Abstract

Introduction: In the present article we draw a comparison between such types of regional anesthesia (RA) as unilateral spinal anesthesia (USA), traditional spinal anesthesia (SA) and block anesthesia of peripheral nerve trunk (block anesthesia of sciatic nerve (BASN) on the side of operative intervention) during surgical treatment of patients with the syndrome of diabetic foot. The aim of the article is to compare effectiveness, reliability and safety of such methods of RA as unilateral and traditional spinal anesthesia, as well as block anesthesia of sciatic nerve on the side of operative intervention. Materials and methods: 96 patients with the syndrome of diabetic foot, who received treatment in the department of purulent surgery, were examined.

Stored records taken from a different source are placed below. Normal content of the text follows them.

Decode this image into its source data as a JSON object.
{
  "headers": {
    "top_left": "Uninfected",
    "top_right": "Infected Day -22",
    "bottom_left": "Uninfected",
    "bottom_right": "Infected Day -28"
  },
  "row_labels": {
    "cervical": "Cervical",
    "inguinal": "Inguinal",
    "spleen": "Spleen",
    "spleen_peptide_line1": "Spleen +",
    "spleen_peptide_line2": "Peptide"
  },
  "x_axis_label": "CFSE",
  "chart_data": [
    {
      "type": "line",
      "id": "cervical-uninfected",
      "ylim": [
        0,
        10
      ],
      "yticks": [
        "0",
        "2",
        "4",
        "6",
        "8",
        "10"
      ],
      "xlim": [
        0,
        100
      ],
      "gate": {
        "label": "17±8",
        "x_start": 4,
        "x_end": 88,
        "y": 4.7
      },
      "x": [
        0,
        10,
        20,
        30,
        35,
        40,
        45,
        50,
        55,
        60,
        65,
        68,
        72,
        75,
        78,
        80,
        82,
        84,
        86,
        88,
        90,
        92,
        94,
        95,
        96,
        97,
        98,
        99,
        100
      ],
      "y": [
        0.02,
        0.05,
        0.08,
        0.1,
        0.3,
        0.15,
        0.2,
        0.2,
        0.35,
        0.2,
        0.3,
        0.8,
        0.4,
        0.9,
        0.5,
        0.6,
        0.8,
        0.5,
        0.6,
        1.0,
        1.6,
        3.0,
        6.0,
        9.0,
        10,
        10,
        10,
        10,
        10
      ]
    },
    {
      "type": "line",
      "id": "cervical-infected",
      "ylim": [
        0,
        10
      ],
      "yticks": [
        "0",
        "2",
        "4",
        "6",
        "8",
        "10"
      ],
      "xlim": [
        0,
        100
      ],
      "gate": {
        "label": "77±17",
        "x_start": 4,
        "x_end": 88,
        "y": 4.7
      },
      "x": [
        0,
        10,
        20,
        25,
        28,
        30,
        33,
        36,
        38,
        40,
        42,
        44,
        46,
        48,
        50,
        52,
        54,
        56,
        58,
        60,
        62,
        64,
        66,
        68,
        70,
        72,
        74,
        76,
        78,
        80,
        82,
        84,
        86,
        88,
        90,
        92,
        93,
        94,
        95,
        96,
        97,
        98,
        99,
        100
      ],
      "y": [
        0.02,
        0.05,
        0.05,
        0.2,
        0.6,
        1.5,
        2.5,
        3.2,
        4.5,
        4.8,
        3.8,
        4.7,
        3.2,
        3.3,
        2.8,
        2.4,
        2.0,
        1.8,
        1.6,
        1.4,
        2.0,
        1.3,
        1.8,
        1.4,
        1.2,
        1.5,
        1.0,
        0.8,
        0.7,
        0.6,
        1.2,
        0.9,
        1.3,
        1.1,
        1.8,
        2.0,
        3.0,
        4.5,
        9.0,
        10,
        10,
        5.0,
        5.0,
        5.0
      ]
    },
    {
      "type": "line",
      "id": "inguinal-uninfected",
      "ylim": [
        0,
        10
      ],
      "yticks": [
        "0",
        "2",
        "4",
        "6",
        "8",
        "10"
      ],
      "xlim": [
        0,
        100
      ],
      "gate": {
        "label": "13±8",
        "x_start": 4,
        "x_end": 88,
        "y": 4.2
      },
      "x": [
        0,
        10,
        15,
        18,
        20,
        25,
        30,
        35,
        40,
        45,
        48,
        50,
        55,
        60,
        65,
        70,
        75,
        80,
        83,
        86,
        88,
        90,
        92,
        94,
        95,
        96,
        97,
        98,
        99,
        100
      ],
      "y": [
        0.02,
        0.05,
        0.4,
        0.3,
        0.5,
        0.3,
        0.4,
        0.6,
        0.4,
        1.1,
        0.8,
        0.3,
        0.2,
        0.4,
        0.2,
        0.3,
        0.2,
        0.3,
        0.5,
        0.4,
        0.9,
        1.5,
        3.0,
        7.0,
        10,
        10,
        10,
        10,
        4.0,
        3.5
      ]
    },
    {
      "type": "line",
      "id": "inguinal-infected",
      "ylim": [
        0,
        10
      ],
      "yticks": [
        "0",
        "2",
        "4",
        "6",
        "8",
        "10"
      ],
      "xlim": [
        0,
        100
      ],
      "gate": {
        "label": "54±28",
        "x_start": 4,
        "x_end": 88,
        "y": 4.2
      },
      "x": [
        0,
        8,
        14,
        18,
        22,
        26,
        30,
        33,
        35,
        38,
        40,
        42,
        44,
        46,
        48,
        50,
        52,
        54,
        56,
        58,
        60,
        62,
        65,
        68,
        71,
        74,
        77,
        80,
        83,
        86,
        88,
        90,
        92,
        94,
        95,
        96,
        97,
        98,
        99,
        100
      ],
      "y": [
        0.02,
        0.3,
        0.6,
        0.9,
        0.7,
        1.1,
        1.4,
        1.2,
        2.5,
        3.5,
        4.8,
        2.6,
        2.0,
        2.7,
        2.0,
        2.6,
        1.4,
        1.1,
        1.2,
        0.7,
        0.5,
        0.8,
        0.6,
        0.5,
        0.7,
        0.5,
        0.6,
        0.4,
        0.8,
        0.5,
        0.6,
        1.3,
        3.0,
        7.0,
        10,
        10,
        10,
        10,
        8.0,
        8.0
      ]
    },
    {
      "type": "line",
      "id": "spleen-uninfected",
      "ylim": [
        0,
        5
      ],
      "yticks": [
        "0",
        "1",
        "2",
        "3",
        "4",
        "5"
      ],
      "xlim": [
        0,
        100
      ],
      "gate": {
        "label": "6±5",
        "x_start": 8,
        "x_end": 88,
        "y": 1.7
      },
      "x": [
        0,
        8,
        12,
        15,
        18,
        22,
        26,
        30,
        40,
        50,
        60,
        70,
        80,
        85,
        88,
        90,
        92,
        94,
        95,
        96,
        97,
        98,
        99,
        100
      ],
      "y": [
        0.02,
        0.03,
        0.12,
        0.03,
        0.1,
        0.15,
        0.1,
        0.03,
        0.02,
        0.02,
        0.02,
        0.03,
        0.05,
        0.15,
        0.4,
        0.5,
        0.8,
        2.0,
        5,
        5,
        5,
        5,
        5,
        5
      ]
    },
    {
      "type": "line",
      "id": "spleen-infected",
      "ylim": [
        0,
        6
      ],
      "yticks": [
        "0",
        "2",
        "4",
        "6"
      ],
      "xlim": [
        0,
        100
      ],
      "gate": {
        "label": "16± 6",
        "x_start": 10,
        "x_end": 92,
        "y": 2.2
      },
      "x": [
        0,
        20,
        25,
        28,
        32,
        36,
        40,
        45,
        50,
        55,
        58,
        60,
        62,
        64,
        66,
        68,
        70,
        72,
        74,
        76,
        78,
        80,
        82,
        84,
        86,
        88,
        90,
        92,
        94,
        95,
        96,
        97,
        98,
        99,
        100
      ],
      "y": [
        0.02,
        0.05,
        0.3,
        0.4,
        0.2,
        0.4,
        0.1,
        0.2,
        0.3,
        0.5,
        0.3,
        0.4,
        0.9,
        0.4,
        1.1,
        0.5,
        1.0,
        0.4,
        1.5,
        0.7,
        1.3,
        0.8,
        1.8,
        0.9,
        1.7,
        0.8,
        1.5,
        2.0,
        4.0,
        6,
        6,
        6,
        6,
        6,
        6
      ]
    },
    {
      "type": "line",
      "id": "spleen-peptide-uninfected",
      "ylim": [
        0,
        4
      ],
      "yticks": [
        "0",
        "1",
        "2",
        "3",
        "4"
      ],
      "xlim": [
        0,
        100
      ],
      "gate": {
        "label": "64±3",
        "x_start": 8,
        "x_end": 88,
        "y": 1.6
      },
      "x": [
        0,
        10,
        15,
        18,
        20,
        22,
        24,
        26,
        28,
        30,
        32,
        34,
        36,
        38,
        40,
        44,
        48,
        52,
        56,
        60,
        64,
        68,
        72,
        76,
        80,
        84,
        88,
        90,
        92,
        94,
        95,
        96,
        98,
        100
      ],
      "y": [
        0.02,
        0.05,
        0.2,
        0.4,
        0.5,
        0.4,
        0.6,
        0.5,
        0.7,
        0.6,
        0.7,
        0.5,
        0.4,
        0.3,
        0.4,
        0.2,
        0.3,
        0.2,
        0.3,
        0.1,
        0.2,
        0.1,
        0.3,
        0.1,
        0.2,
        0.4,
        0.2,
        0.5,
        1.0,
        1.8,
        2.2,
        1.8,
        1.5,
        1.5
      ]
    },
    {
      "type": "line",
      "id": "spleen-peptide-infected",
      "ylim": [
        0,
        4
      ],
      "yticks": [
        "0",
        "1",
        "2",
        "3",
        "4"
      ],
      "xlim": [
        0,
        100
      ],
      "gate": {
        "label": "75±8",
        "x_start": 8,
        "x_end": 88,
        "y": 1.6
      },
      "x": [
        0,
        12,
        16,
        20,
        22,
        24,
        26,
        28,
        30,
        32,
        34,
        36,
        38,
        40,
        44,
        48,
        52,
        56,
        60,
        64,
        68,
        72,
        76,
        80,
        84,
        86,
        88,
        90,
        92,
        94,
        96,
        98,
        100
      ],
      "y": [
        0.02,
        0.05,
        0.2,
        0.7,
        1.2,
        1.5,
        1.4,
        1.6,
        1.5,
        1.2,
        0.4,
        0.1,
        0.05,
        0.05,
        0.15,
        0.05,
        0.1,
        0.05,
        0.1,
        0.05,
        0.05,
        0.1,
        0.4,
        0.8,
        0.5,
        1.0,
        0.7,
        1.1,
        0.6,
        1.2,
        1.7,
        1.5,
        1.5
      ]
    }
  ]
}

All patients underwent operative interventions of varying degrees of complexity depending on the nature and seriousness of damage degree of extremities, in terms of RA types under investigation. Effectiveness of regional block anesthesia, the time when anesthesia takes effect, duration and deepness were evaluated. Results: It should be noted that USA, as a variant of pain management during operations of foot, provides the most adequate level of surgical pain management in comparison with the other types of anesthesia. During block anesthesia of sciatic nerve more than half of patients are not provided with 100% surgical analgesia, which can lead to additional medicamentous analgosedation. According to the results obtained, pain sensitivity in patients after BASN is reliably higher than in patients after USA and SA in all stages of the study. Conclusions: RA is the main method of choice during operations on foot in comparison with the methods of general anesthesia. Unilateral spinal anesthesia is carried out with the use of smaller amount of anesthetic than traditional spinal anesthesia and block anesthesia of peripheral nerve trunk, which significantly reduces sympathectomy area and leads to the stable hemodynamic during the peri-operative period.